Il semblait impossible que ce visage recuit puisse pâlir. C’est pourtant ce qui arriva : la figure de Mlle Lehoussois vira au gris tandis qu’elle serrait ses mains l’une contre l’autre pour les empêcher de trembler et tournait la tête afin d’éviter un regard qui, d’abord surpris, s’assombrissait. Comme elle ne répondait pas, Tremaine insista, soudain brutal :
— Eh bien quoi ? Qu’ai-je demandé là d’extraordinaire ? On l’a bien enterrée quelque part ?
La réponse vint enfin, du fond d’un corps soudain replié sur lui-même, portée par une voix à peine audible derrière le rempart de la tête courbée, protégée par les mains :
— Oui… mais pas comme je l’ai dit à Jean Valette…

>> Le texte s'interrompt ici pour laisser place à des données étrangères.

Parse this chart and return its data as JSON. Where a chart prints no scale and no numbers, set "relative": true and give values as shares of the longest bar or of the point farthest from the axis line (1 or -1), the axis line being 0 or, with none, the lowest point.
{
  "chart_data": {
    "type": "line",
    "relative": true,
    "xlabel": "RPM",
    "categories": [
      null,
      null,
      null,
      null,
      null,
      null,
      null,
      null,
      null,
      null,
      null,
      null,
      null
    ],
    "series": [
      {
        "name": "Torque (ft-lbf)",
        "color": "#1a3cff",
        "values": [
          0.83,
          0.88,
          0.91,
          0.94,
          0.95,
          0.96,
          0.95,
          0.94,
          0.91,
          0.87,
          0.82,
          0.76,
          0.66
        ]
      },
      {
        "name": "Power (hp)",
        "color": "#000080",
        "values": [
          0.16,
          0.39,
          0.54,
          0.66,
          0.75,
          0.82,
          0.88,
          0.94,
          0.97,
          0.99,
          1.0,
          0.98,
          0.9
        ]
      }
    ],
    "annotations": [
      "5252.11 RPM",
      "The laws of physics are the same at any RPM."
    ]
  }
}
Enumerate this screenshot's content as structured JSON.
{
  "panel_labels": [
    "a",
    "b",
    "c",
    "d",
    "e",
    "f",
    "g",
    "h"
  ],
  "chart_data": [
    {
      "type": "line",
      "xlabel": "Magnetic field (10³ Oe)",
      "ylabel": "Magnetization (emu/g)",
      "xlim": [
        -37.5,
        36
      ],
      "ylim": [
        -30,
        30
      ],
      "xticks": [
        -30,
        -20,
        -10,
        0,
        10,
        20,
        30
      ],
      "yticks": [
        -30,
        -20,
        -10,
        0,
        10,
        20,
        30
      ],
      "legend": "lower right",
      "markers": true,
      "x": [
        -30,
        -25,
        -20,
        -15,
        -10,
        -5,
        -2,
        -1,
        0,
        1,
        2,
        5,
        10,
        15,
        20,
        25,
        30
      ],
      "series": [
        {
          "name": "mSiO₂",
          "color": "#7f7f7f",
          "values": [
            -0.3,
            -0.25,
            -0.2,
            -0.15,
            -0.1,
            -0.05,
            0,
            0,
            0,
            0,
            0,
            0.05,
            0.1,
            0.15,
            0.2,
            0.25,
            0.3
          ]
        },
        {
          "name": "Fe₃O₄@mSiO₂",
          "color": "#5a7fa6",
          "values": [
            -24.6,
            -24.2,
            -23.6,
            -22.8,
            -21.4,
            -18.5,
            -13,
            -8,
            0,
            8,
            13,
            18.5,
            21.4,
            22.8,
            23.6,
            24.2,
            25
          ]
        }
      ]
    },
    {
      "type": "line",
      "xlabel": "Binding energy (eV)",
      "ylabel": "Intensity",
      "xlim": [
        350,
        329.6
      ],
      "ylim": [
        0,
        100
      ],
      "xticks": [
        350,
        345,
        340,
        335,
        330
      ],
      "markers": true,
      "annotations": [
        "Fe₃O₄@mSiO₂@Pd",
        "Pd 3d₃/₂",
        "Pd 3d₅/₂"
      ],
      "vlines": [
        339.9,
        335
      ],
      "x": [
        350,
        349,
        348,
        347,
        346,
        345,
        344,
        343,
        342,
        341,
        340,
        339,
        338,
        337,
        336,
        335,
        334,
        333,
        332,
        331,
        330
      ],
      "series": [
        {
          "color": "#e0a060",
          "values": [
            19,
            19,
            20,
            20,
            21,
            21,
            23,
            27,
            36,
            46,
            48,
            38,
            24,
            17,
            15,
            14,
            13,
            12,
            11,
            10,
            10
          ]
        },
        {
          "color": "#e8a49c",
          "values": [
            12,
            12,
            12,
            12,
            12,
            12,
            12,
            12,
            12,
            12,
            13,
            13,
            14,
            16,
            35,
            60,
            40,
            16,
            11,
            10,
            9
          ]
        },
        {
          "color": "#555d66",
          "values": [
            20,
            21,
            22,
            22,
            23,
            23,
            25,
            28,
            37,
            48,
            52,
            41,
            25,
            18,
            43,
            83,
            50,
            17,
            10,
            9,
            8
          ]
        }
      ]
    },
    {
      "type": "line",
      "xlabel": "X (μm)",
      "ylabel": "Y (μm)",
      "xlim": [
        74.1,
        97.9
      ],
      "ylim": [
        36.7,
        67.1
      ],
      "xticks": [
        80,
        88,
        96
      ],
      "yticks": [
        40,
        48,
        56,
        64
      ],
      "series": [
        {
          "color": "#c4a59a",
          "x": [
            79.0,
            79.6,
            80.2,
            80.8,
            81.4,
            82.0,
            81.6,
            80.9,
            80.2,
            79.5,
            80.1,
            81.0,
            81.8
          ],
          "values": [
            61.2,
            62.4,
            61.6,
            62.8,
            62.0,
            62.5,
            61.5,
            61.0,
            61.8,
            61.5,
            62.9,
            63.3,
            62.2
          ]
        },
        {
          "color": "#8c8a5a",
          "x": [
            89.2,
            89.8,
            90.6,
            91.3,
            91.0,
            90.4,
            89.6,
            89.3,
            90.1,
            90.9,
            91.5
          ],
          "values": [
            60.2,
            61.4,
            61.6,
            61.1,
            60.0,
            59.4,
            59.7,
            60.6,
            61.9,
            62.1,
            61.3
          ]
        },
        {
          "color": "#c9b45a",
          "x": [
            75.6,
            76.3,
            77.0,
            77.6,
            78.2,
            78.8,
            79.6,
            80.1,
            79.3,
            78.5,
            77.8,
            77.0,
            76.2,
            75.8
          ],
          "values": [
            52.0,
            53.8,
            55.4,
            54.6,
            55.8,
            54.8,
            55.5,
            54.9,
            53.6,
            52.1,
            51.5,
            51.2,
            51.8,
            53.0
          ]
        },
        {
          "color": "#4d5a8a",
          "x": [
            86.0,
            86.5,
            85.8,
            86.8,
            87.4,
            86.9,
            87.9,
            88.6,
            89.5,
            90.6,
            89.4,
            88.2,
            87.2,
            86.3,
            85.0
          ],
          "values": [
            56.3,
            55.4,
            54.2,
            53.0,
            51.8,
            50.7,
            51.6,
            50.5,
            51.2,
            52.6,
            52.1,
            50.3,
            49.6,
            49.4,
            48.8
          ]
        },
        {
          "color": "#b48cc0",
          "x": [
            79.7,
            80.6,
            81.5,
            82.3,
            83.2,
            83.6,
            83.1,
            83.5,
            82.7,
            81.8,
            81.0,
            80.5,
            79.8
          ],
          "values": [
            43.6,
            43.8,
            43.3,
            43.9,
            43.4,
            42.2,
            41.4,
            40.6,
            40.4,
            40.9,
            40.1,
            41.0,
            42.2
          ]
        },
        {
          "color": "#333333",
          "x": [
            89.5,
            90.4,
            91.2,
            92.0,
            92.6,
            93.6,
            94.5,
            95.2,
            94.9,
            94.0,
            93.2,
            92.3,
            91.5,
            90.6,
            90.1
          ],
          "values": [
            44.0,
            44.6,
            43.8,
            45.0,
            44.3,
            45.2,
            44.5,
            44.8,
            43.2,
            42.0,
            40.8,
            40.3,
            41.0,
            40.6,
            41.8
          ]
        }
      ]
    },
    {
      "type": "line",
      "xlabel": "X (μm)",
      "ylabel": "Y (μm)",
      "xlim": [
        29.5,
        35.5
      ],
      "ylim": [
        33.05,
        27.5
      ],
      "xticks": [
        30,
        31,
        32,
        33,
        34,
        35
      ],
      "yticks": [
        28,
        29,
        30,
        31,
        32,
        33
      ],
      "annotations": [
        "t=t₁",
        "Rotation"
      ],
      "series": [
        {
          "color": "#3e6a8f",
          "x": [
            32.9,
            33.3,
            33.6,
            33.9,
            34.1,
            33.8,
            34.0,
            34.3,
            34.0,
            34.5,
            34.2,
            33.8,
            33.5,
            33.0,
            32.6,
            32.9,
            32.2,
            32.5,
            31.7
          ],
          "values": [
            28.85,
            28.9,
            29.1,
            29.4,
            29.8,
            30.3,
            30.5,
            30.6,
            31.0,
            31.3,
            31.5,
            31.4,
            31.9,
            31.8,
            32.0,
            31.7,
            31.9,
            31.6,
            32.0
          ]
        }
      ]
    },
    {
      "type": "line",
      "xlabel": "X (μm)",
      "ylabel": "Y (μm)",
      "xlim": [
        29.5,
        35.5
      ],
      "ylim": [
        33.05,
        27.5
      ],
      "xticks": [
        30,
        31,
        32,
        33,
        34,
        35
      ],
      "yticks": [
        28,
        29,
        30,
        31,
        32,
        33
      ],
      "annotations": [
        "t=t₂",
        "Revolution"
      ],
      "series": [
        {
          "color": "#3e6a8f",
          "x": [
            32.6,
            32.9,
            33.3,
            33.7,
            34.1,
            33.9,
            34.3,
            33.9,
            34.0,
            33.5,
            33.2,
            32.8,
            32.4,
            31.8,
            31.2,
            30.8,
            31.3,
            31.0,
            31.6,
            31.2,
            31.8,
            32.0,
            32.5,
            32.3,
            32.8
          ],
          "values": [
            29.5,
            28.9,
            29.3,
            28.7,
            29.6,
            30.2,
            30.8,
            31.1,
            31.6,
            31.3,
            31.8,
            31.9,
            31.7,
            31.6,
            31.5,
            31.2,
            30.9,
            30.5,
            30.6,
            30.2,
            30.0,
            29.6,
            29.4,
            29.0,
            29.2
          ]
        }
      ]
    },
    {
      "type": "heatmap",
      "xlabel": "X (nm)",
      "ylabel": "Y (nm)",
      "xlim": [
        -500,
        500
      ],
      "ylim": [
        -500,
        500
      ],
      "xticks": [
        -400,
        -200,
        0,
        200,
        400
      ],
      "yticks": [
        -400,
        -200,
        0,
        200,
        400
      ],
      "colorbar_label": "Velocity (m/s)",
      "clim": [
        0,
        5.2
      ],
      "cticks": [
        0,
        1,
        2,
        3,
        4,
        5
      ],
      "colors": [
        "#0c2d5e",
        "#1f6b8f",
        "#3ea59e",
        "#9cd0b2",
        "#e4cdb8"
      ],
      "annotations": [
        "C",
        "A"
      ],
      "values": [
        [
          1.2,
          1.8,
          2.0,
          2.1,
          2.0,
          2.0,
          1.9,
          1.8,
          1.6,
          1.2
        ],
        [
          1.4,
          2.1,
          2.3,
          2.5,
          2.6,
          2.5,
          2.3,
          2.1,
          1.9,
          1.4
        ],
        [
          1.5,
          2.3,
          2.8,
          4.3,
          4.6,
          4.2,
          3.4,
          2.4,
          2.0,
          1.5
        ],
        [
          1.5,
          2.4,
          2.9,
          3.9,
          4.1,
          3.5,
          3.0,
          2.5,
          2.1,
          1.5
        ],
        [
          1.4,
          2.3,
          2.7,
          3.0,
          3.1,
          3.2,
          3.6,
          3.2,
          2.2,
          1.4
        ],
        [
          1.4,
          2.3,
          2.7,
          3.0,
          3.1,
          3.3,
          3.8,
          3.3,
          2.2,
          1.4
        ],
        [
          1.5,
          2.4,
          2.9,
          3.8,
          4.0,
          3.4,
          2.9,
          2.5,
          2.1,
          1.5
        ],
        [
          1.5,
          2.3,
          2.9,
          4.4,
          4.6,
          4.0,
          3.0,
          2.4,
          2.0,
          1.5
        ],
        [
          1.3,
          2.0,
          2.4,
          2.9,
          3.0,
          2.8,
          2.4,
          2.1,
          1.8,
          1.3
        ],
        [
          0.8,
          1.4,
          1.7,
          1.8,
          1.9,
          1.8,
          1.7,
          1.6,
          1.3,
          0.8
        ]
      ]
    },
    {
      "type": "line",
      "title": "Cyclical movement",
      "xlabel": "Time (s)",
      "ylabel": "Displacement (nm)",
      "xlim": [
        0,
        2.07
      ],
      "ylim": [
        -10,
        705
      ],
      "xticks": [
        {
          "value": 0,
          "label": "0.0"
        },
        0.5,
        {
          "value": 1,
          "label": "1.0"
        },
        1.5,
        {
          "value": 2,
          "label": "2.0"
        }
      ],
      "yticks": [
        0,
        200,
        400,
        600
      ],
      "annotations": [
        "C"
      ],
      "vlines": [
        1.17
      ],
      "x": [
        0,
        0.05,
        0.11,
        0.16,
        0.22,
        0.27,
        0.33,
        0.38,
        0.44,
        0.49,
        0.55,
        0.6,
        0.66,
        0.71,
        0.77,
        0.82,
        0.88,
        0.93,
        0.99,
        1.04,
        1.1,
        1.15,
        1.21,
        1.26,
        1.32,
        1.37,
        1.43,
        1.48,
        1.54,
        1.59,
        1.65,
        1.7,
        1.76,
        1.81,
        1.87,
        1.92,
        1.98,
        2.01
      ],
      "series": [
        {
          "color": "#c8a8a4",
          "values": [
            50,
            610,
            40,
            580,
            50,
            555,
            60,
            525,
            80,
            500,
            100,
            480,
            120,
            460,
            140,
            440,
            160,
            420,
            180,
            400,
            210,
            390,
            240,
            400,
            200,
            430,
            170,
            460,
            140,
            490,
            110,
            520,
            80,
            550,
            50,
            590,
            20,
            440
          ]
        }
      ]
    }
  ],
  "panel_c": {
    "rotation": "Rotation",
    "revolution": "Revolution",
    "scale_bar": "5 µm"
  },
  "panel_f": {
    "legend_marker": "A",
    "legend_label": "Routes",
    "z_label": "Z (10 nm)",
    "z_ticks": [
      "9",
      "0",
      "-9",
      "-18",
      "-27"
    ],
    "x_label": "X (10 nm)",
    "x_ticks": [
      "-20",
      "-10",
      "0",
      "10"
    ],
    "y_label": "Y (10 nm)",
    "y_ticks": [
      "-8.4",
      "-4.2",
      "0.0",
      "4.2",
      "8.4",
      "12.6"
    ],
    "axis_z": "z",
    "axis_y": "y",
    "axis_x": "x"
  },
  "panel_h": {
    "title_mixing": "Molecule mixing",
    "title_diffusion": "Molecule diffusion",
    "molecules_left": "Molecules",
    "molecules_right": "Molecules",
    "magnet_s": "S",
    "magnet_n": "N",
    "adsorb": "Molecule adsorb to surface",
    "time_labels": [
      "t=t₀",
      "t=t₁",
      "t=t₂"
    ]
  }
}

Guillaume s’agenouilla, arracha de force l’écran des doigts tremblants qu’il maintint fermement dans les siens.
— Cela veut dire quoi ?
— Que j’ai menti quand j’ai dit qu’elle avait été enterrée bien chrétiennement… On l’a mise… derrière le mur du cimetière.
— Quoi ?
La vieille demoiselle prit une profonde respiration et se contraignit à affronter les yeux terribles.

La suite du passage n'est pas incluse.